Il commença à marcher vers l'arbre, d'un pas lent et calme.
- Regarde moi, Veheniem. Je fêterais mes mile ans un jour, et pourtant je sens que je ne suis encore qu'un enfant pour ceux de ma race. Je ne sais où ils sont, ni qui ils sont, ou plutôt je l'ai oublié. J'ai juste cette conviction, peut-être naturelle, que je n'en suis qu'au début... Mais en ce monde, c'est ce qui fait de moi un monstre.
J'ai croisé des voyageurs adolescents. Je les ai revus lorsqu'ils trinquaient, fiers de leur entrée dans la quarantaine, leurs rides apparaissant petit à petit, les signes de vieillesse s'emparant de leur corps entier pour les réduire à parfois abandonner leurs voyages alors que mon corps n'avait pas changé. Je ne suis pas un humain éphémère.
Sautant finalement sur la branche, se posant avec agilité sur celle-ci sans même la faire trembler, il prit place à nouveau proche du mage.

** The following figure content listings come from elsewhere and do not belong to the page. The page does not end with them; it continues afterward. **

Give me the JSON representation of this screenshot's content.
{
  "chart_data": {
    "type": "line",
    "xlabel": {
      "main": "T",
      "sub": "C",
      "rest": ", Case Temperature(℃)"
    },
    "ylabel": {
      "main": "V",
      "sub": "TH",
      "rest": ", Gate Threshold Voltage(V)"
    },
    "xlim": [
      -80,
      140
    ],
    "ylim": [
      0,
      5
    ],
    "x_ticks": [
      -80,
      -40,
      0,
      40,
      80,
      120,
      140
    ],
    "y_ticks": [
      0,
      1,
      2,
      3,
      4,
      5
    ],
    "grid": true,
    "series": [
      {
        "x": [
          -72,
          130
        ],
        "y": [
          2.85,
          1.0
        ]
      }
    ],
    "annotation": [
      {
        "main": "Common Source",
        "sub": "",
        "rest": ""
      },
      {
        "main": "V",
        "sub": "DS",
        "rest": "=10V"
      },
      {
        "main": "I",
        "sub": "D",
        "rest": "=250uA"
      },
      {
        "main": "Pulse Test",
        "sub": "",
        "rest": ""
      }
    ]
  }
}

- Même ce camp... Tous ceux qui y vivent. Ils partiront bien avant moi. Cette éternité n'est pas un cadeau, mais j'ai du mal à la voir comme une malédiction.

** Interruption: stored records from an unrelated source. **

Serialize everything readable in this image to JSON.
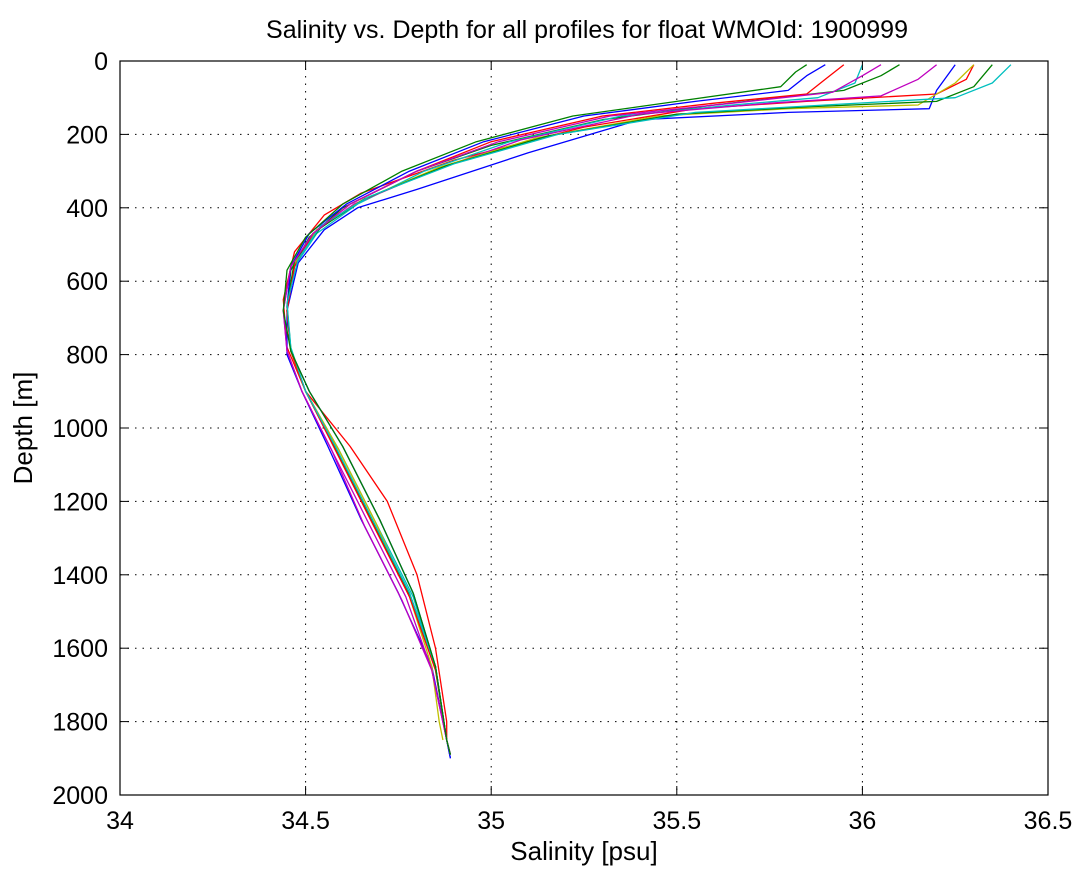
{
  "chart_data": {
    "type": "line",
    "title": "Salinity vs. Depth for all profiles for float WMOId: 1900999",
    "xlabel": "Salinity [psu]",
    "ylabel": "Depth [m]",
    "xlim": [
      34,
      36.5
    ],
    "ylim": [
      2000,
      0
    ],
    "y_reversed": true,
    "grid": true,
    "grid_style": "dotted",
    "legend": "none",
    "xticks": [
      "34",
      "34.5",
      "35",
      "35.5",
      "36",
      "36.5"
    ],
    "yticks": [
      "0",
      "200",
      "400",
      "600",
      "800",
      "1000",
      "1200",
      "1400",
      "1600",
      "1800",
      "2000"
    ],
    "series_colors": [
      "#0000ff",
      "#008000",
      "#ff0000",
      "#00bfbf",
      "#bf00bf",
      "#bfbf00"
    ],
    "series": [
      {
        "color": "#ff0000",
        "x": [
          36.3,
          36.28,
          36.2,
          35.85,
          35.55,
          35.25,
          34.9,
          34.65,
          34.55,
          34.47,
          34.44,
          34.45,
          34.5,
          34.62,
          34.72,
          34.8,
          34.85,
          34.88,
          34.88
        ],
        "y": [
          10,
          50,
          90,
          110,
          130,
          180,
          270,
          360,
          420,
          520,
          650,
          780,
          900,
          1050,
          1200,
          1400,
          1600,
          1800,
          1850
        ]
      },
      {
        "color": "#0000ff",
        "x": [
          36.25,
          36.2,
          36.18,
          35.8,
          35.4,
          35.1,
          34.8,
          34.64,
          34.55,
          34.48,
          34.45,
          34.45,
          34.49,
          34.56,
          34.65,
          34.75,
          34.84,
          34.88,
          34.89
        ],
        "y": [
          10,
          80,
          130,
          140,
          160,
          250,
          350,
          400,
          460,
          550,
          680,
          800,
          900,
          1050,
          1250,
          1450,
          1650,
          1850,
          1900
        ]
      },
      {
        "color": "#008000",
        "x": [
          36.1,
          36.05,
          35.95,
          35.6,
          35.3,
          35.0,
          34.8,
          34.6,
          34.51,
          34.46,
          34.45,
          34.46,
          34.5,
          34.58,
          34.68,
          34.78,
          34.85,
          34.88,
          34.89
        ],
        "y": [
          10,
          40,
          80,
          120,
          160,
          230,
          300,
          400,
          480,
          570,
          680,
          790,
          900,
          1050,
          1250,
          1450,
          1650,
          1850,
          1890
        ]
      },
      {
        "color": "#00bfbf",
        "x": [
          36.0,
          35.98,
          35.88,
          35.65,
          35.35,
          35.05,
          34.82,
          34.64,
          34.53,
          34.47,
          34.45,
          34.46,
          34.5,
          34.59,
          34.69,
          34.79,
          34.85,
          34.88,
          34.89
        ],
        "y": [
          10,
          60,
          100,
          120,
          150,
          220,
          300,
          390,
          470,
          560,
          680,
          790,
          900,
          1060,
          1260,
          1460,
          1660,
          1850,
          1890
        ]
      },
      {
        "color": "#bf00bf",
        "x": [
          36.2,
          36.15,
          36.05,
          35.75,
          35.4,
          35.08,
          34.84,
          34.63,
          34.52,
          34.46,
          34.44,
          34.45,
          34.49,
          34.57,
          34.66,
          34.76,
          34.84,
          34.88,
          34.89
        ],
        "y": [
          10,
          50,
          95,
          115,
          145,
          215,
          300,
          390,
          470,
          560,
          680,
          790,
          900,
          1060,
          1270,
          1470,
          1660,
          1850,
          1890
        ]
      },
      {
        "color": "#bfbf00",
        "x": [
          36.3,
          36.25,
          36.15,
          35.8,
          35.45,
          35.12,
          34.86,
          34.65,
          34.53,
          34.47,
          34.45,
          34.46,
          34.5,
          34.59,
          34.69,
          34.78,
          34.84,
          34.86,
          34.87
        ],
        "y": [
          10,
          60,
          120,
          130,
          150,
          210,
          290,
          380,
          460,
          550,
          670,
          790,
          900,
          1060,
          1260,
          1460,
          1650,
          1800,
          1850
        ]
      },
      {
        "color": "#0000ff",
        "x": [
          35.9,
          35.85,
          35.8,
          35.55,
          35.25,
          34.98,
          34.78,
          34.61,
          34.51,
          34.46,
          34.45,
          34.46,
          34.51,
          34.6,
          34.7,
          34.79,
          34.85,
          34.88,
          34.89
        ],
        "y": [
          10,
          40,
          80,
          110,
          150,
          220,
          300,
          390,
          470,
          560,
          670,
          790,
          900,
          1050,
          1250,
          1450,
          1650,
          1850,
          1900
        ]
      },
      {
        "color": "#008000",
        "x": [
          36.35,
          36.3,
          36.2,
          35.85,
          35.5,
          35.15,
          34.88,
          34.66,
          34.54,
          34.47,
          34.45,
          34.46,
          34.5,
          34.58,
          34.68,
          34.78,
          34.85,
          34.88,
          34.89
        ],
        "y": [
          10,
          70,
          110,
          125,
          145,
          205,
          285,
          375,
          455,
          545,
          665,
          785,
          900,
          1055,
          1255,
          1455,
          1655,
          1850,
          1890
        ]
      },
      {
        "color": "#ff0000",
        "x": [
          35.95,
          35.9,
          35.85,
          35.6,
          35.3,
          35.0,
          34.8,
          34.62,
          34.52,
          34.47,
          34.45,
          34.46,
          34.5,
          34.58,
          34.68,
          34.78,
          34.85,
          34.88,
          34.89
        ],
        "y": [
          10,
          50,
          90,
          115,
          150,
          220,
          300,
          390,
          470,
          560,
          680,
          790,
          900,
          1060,
          1260,
          1460,
          1660,
          1850,
          1890
        ]
      },
      {
        "color": "#00bfbf",
        "x": [
          36.4,
          36.35,
          36.25,
          35.9,
          35.55,
          35.18,
          34.9,
          34.67,
          34.54,
          34.48,
          34.45,
          34.46,
          34.5,
          34.58,
          34.68,
          34.78,
          34.85,
          34.88,
          34.89
        ],
        "y": [
          10,
          60,
          100,
          120,
          140,
          200,
          280,
          370,
          450,
          540,
          660,
          780,
          900,
          1050,
          1250,
          1450,
          1650,
          1850,
          1890
        ]
      },
      {
        "color": "#bf00bf",
        "x": [
          36.05,
          36.0,
          35.92,
          35.65,
          35.32,
          35.02,
          34.8,
          34.62,
          34.52,
          34.46,
          34.44,
          34.45,
          34.49,
          34.57,
          34.67,
          34.77,
          34.84,
          34.88,
          34.89
        ],
        "y": [
          10,
          40,
          85,
          115,
          150,
          220,
          300,
          390,
          470,
          560,
          680,
          790,
          900,
          1060,
          1260,
          1460,
          1660,
          1850,
          1890
        ]
      },
      {
        "color": "#008000",
        "x": [
          35.85,
          35.82,
          35.78,
          35.5,
          35.22,
          34.96,
          34.76,
          34.6,
          34.5,
          34.45,
          34.44,
          34.46,
          34.51,
          34.6,
          34.7,
          34.79,
          34.85,
          34.88,
          34.89
        ],
        "y": [
          10,
          30,
          70,
          110,
          150,
          220,
          300,
          390,
          480,
          570,
          680,
          790,
          900,
          1050,
          1250,
          1450,
          1650,
          1850,
          1890
        ]
      }
    ]
  }
}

Il tendit sa main droite vers son compagnon d'un geste simple, le regardant avec un air mélange de sérénité et de peine. Un amer goût de doute résonnait encore dans ses pensées : la tristesse de la perte d'un être. Une peine qu'il n'avait connue, et que sa vie allait pousser à expérimenter de nombreuses fois. Une volonté pourtant restait figée en lui.

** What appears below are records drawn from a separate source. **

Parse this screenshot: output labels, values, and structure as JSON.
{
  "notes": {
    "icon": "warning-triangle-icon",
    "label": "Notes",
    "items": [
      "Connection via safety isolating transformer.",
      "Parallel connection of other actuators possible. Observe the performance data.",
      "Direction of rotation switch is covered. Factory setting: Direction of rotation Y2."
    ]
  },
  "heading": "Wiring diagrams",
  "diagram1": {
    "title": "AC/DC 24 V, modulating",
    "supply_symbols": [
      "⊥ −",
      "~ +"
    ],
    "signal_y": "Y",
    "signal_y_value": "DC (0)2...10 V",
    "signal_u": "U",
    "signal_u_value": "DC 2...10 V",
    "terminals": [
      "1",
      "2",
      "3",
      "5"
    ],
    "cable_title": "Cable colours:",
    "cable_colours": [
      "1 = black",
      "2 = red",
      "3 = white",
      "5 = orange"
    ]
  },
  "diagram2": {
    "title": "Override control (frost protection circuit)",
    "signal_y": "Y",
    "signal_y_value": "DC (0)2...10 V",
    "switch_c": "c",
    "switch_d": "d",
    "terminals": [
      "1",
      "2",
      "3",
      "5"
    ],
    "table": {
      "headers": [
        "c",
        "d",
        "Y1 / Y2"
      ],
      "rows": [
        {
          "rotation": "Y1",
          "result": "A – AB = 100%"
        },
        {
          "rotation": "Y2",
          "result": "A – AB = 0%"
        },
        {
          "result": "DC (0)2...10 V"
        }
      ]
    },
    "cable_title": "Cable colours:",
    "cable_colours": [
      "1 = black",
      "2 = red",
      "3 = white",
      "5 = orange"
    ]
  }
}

Quand bien même devait-il être un vagabond solitaire, la route qu'il tracerait serait celle qu'il aura choisie. Un fardeau est un lourd bagage, mais un jour peut-être pourrait-il utiliser son passé comme un guide vers un idéal qu'il se forgeait encore avec difficulté. Probablement voulait-il simplement aider les autres. S'aider lui-même...
Ou être accompagné sur ce long chemin.
- Que dirais-tu de faire un bout de chemin avec moi ? Jusqu'au prochain virage peut-être, ou jusqu'à ce que le Temps nous sépare. Même si nous n'en voyons jamais la fin, je veux que nous puissions partir un jour, ne regrettant pas le départ mais l'acceptant comme un vieil ami.